О превосходный портретъ! вскричалъ Ралейгъ. Ванъ-Дикъ, любезный Франкъ, ученикъ предъ вами. Я вижу вашего повелителя и властелина съ его недостатками и добродѣтелями, вижу, что онъ любитъ и почитаетъ Короля какъ Лорда-Мера и голову купечества; уважаетъ Камеру мѣщанства за указы, издаваемые противъ вывоза товаровъ, и благоговѣетъ предъ Перами, ибо предсѣдатель сидитъ на мѣшкѣ денегъ.
— Я нарисовалъ портретъ, Ралейгъ, а вы дѣлаете карикатуру. Но если я показалъ вамъ карту страны, которую вы хотѣли узнать, то надѣюсь, вы дадите мнѣ въ награду нѣкоторое свѣденіе о географіи неизвѣстныхъ земель….
— На которыя васъ бросила судьба, сказалъ Ралейгъ. Но, право, это безполезно это вѣдь не островъ Калипсіи, усаженный цвѣтущими липами и цѣлый годъ представляющій картину весны; но родъ какого то грязнаго болота, столь же мало занимательнаго для любопытства, какъ и привлекательнаго для глазъ: въ, немъ вы побродите двѣ недѣли и узнаете его такъ хорошо, какъ бы я сдѣлалъ вамъ самое подробное описаніе;
— Но впрочемъ, кажется, тутъ есть нѣчто такое, что заслуживаетъ вниманія. Что вы скажете о Миссъ-Вернонъ? не составляетъ ли она разительной противоположности съ прочими частями картины.

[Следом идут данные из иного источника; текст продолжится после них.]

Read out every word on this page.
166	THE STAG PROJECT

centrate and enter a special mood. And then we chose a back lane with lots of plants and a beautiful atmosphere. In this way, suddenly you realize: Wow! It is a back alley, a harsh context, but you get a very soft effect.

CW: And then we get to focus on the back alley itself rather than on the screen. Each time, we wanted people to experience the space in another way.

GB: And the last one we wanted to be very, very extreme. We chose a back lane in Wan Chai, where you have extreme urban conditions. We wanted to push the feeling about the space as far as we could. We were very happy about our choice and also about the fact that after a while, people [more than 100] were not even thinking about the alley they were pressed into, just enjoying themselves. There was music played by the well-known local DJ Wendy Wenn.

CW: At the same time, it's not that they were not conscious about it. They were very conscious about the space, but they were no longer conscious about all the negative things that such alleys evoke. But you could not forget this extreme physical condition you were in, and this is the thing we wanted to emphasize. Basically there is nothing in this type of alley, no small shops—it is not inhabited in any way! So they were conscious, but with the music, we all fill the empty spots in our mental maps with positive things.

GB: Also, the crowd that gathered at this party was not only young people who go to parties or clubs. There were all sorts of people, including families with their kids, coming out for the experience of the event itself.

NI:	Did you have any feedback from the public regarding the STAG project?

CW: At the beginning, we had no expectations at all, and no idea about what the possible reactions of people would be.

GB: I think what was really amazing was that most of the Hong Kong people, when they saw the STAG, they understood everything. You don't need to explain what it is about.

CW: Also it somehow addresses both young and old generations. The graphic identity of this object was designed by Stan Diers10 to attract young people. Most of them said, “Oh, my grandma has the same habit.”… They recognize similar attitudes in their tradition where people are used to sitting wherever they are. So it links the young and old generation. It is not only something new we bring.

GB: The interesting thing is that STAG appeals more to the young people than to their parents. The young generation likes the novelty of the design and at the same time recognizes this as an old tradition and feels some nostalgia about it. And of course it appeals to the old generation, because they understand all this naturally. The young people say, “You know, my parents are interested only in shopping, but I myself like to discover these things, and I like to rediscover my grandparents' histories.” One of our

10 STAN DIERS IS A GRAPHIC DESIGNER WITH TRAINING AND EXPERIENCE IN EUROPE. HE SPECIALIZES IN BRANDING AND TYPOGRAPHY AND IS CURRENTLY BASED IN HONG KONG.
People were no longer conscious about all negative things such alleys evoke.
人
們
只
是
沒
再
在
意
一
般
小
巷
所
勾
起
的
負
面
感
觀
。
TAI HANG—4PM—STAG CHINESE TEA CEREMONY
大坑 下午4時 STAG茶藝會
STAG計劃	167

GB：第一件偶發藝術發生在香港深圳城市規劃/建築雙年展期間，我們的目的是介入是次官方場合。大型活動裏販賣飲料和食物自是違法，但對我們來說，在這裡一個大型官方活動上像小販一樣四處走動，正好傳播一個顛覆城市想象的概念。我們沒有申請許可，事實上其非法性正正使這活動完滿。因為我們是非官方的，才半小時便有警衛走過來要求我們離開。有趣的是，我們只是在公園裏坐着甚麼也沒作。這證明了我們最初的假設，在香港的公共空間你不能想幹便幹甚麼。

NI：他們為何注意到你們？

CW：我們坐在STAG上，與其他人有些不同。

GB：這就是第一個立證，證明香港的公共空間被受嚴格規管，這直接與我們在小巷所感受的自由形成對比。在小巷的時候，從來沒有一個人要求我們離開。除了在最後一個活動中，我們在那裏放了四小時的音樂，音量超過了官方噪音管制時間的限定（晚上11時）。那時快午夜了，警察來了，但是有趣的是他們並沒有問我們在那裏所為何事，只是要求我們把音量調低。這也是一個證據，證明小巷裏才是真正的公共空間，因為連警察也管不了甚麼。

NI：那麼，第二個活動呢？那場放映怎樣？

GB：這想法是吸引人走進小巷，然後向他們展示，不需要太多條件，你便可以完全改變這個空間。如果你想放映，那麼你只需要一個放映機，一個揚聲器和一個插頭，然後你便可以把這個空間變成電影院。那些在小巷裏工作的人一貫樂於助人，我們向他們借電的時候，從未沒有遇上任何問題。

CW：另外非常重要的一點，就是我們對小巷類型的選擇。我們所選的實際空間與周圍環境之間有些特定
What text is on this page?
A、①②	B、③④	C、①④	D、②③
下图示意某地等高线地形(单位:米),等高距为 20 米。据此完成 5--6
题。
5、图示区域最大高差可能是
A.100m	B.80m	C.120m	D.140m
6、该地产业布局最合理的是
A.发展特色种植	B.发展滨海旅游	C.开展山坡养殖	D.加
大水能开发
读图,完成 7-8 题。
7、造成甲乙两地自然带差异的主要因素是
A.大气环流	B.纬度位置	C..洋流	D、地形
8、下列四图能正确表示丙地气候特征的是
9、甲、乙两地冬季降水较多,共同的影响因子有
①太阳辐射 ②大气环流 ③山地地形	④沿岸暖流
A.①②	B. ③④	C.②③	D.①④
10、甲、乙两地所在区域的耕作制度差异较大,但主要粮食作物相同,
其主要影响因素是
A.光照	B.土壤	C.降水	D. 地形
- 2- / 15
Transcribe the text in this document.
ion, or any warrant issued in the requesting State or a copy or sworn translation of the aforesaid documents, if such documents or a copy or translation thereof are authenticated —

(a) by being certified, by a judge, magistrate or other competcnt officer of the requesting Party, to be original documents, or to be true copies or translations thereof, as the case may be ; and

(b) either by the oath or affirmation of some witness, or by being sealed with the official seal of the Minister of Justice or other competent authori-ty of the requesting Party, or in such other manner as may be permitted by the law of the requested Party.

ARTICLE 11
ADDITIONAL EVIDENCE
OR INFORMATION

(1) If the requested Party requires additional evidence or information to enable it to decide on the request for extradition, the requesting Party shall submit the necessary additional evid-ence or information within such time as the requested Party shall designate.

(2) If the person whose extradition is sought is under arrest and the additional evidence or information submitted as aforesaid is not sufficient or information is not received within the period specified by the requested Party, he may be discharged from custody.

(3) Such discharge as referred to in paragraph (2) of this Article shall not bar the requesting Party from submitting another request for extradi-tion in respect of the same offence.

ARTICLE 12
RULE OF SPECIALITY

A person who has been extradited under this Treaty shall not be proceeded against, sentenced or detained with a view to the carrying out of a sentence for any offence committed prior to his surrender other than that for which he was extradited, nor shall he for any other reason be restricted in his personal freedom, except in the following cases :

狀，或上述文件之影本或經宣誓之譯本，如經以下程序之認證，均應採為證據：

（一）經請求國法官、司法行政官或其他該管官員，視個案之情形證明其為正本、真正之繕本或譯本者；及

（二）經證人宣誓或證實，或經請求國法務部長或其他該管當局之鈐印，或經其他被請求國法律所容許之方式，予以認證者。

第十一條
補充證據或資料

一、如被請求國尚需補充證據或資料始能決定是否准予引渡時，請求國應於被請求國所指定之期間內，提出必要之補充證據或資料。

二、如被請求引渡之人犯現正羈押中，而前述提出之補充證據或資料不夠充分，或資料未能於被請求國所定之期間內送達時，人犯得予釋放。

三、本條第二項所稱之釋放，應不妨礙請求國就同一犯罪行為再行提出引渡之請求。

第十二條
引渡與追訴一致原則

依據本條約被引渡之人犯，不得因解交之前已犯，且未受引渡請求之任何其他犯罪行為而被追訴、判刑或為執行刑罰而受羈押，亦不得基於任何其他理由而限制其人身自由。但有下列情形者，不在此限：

Я легко примѣтилъ, что Ралейгъ желалъ бы избѣжать отвѣта; но свѣденія, которыхъ онъ у меня просилъ, давали мнѣ право спрашивать его свою очередь. Ралейгъ это зналъ, и принужденный слѣдовать по проложенной тропѣ, онъ старался, по крайней мѣрѣ, идти по ней какъ можно лучше. — Я менѣе прежняго имѣю случаевъ наблюдать надъ характеромъ Миссъ Вернонъ, сказалъ онъ: когда она была моложе, я былъ ея учителемъ. Но теперь достигши возраста, съ которымъ начинается новое поприще для молодой дѣвицы, по различію моихъ занятій, по важности назначеннаго мнѣ званія, по особеннымъ свойствамъ ея обязанностей, словомъ по нашему взаимному положенію постоянная дружба сдѣлалась неприличною и опасною. Я боюсь, чтобъ Миссъ Вернонъ не почла моей осторожности за признакъ равнодушія; но чтожъ дѣлать? это былъ долгъ мой: мнѣ дорого стоило послушаться совѣтовъ благоразумія, и сожалѣніе, какое она ощущала, едва ли можетъ сравниться съ моимъ. Но какъ жить въ короткой связи съ молодой, прелестной, чувствительной дѣвушкой, которая, какъ вамъ извѣстно, должна или пойти къ монастырь, или принять руку назначеннаго супруга?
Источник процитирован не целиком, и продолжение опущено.